For fiscal 2014, the company continues to expect capital expenditures of approximately $230 million. The company opened eleven new stores, including five factory stores, two stores in Mexico, and one store in China, and closed twenty locations, including fourteen Aerie stores. Three new North American mainline stores opened in key markets. Additionally, the company added eleven international licensed stores, including its first store in Colombia, and ended the quarter with seventy-seven licensed stores in thirteen countries.

Jay Schottenstein, Interim CEO, stated: “Results were consistent with our expectations. The quarter reflected weak sales and increased markdowns. We are committed to improved profitability and are working hard to implement our plan to strengthen our brands, channels and operations. Specific actions underway include continuing to build strong omni-channel capabilities, rationalizing our store fleet, reducing expenses, growing international licensed stores, and most importantly, delivering great merchandise and customer experience across our brands. Our focus is on leveraging our strong brands and talented team in order to deliver long-term profitable growth and enhanced value for our shareholders.”

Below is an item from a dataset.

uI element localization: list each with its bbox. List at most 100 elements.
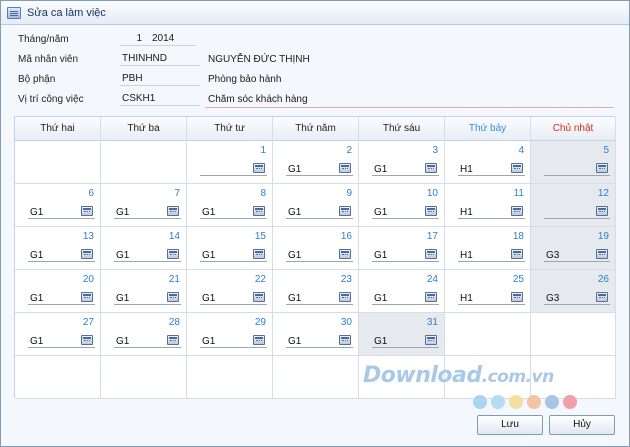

Looking ahead, based on a high single-digit decline in comparable sales, management expects second quarter earnings to be approximately break-even compared to earnings of $0.10 per diluted share last year. The guidance excludes potential asset impairment and restructuring charges. Following a comprehensive fleet review, the company has identified an additional 150 stores to close in North America over the next three years, including nearly 100 American Eagle stores. For 2014, the company is planning to close approximately 50 American Eagle and twenty Aerie stores in North America. Beginning in 2015, the company anticipates annualized after-tax savings of approximately $10-$15 million related to these store closures.

All things considered, I don’t think the dividend is safe. The company simply is not delivering the results they should be. Management claims results were in line with expectations. As an investor, I would encourage management to raise the bar. Despite what appears to be an attractive entry point for this once lucrative stock, until the company shows signs of improvements, I cannot recommend it.

Christopher F. Davis hold no position in American Eagle. He has no intentions of initiating a position in the 72 hours. He has a sell rating on the stock and a $8.75 price target.